Quelques instants plus tard, un bourgeois bedonnant et âgé, appuyé sur une canne et portant un sac de cuir, sortit du Châtelet et monta dans une voiture. Nicolas avait parlé plusieurs minutes avec le père Marie sans que celui-ci le reconnût. Rassuré par cet essai, il se fit conduire sur le pont au Change devant la boutique du bijoutier joaillier Koegler auquel le lieutenant général de police avait souvent recours dans les affaires de vol de bijoux. Il fut reçu avec l’empressement que l’on réservait en ce lieu aux riches pratiques.
D’une voix éteinte, il pria le maître artisan de bien vouloir examiner une pièce dont il souhaitait faire l’acquisition, mais dont il craignait en même temps l’origine impure. Il précisa qu’un sien ami lui avait indiqué cette adresse où le travail et les poinçons pourraient être utilement vérifiés.
Flatté, le bijoutier ajusta sa loupe oculaire et examina la bague à la fleur de lys que Nicolas avait saisie au Dauphin couronné. L’examen fut lent et minutieux. M. Koegler hocha la tête. Son conseil était d’éviter d’acheter cette pièce, et même d’informer la police. Cette bague était fort ancienne, d’un travail soigné ; les pierres étaient remarquables par leur eau et par leur taille, mais — et l’homme baissa la voix il y avait tout lieu de penser, par diverses observations qu’il garda pour lui, que la pièce appartenait aux bijoux de la Couronne et qu’elle avait été dérobée à une personne de sang royal. Il n’y avait qu’une chose à faire : s’en débarrasser au plus vite entre des mains autorisées, sous peine d’être accusé du recel qui équivaudrait, dans ce cas précis, à un crime de lèse-majesté. Nicolas prit congé en assurant le joaillier que son conseil serait suivi, et qu’il allait de ce pas remettre à qui de droit ce compromettant objet.
Bien que le domicile du vidame de Ruissec ne fut pas très éloigné du pont au Change, il ordonna à son cocher de le conduire d’abord à la Comédie-Italienne. Il lui recommanda toutefois quelques détours, pour vérifier qu’il n’était pas suivi. Il fit engager la voiture dans un cul-de-sac et attendit un moment. Rassuré, il donna ordre de poursuivre. Il tira les rideaux du fiacre et se transforma à vue ; après avoir craché l’étoupe qui tapissait sa bouche, enlevé ses faux sourcils blancs, nettoyé la céruse qui couvrait son visage, retiré la bourre qui lui faisait un bedon artificiel, et une fois ôtée la perruque bourgeoise, il retrouva sa chevelure naturelle. Il serra dans sa main la canne en apparence inoffensive dont le corps évidé dissimulait une épée bien trempée.

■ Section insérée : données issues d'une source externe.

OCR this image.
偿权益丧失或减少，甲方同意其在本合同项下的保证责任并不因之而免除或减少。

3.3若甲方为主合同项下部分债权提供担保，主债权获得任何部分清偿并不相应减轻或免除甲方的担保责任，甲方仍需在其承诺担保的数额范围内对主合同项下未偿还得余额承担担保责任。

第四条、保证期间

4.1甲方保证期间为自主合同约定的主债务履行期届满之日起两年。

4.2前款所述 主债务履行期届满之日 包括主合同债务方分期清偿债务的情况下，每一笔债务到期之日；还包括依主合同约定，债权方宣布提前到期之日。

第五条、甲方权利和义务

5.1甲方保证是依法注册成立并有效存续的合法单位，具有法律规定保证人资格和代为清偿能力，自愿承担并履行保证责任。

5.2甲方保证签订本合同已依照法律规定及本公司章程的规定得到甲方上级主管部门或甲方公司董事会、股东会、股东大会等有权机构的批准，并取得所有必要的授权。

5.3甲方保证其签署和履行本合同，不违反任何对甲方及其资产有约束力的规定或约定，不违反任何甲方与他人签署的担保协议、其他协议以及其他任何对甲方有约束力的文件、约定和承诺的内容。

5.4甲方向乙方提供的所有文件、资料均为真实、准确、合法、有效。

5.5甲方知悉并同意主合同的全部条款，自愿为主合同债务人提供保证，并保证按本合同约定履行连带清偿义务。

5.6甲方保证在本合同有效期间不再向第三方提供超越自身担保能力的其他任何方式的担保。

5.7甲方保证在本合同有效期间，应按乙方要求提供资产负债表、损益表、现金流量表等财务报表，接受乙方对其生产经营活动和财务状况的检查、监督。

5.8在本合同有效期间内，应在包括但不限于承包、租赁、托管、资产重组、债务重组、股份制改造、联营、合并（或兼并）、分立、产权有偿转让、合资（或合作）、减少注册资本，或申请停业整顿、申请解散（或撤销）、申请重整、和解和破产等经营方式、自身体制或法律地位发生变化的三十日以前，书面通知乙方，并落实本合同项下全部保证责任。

À la Comédie-Italienne, laveurs et frotteurs achevaient de s’échiner dans les grandes eaux du nettoyage du matin. Le père Pelven dressait sa haute silhouette au-dessus de cette marée, lui qui avait si souvent manié le faubert sur les ponts des vaisseaux où il avait servi. Son visage buriné s’éclaira à la vue de Nicolas. Il voulut l’entraîner aussitôt pour arroser ces retrouvailles avec quelques verres de son breuvage favori, ou même en partageant son mangement dont la fumée odorante flottait déjà dans les couloirs du théâtre.
Nicolas, pressé, et qui se rappelait où l’avait mené sa précédente incursion dans la gastronomie matelotière, déclina aimablement la proposition, sans que le portier s’en formalisât outre mesure. Il s’enquit de ce qui l’amenait et répondit aussitôt à ses questions.
Non, bien sûr, la Bichelière n’avait pas mis les pieds au théâtre samedi de toute la journée, ni depuis d’ailleurs. Elle abusait, et le directeur excédé ne laissait pas de vitupérer en la menaçant d’une mise à l’amende au taux redoublé pour ses absences réitérées. La ponctualité de la comédienne péchait très souvent et ses manquements se répétaient à tel point qu’ils désorganisaient les spectacles et qu’on était contraint d’avoir recours à des doublures souvent mal préparées et moins goûtées du public, N’eussent été ses charmes et le fait qu’ils attiraient les gandins, il n’y avait pas la largeur d’une étraque[23] pour qu’on la jette à la rue, retrouvant ainsi l’élément d’où elle était issue ! Voilà ce qu’il en coûtait de fatrasser sans rime ni raison !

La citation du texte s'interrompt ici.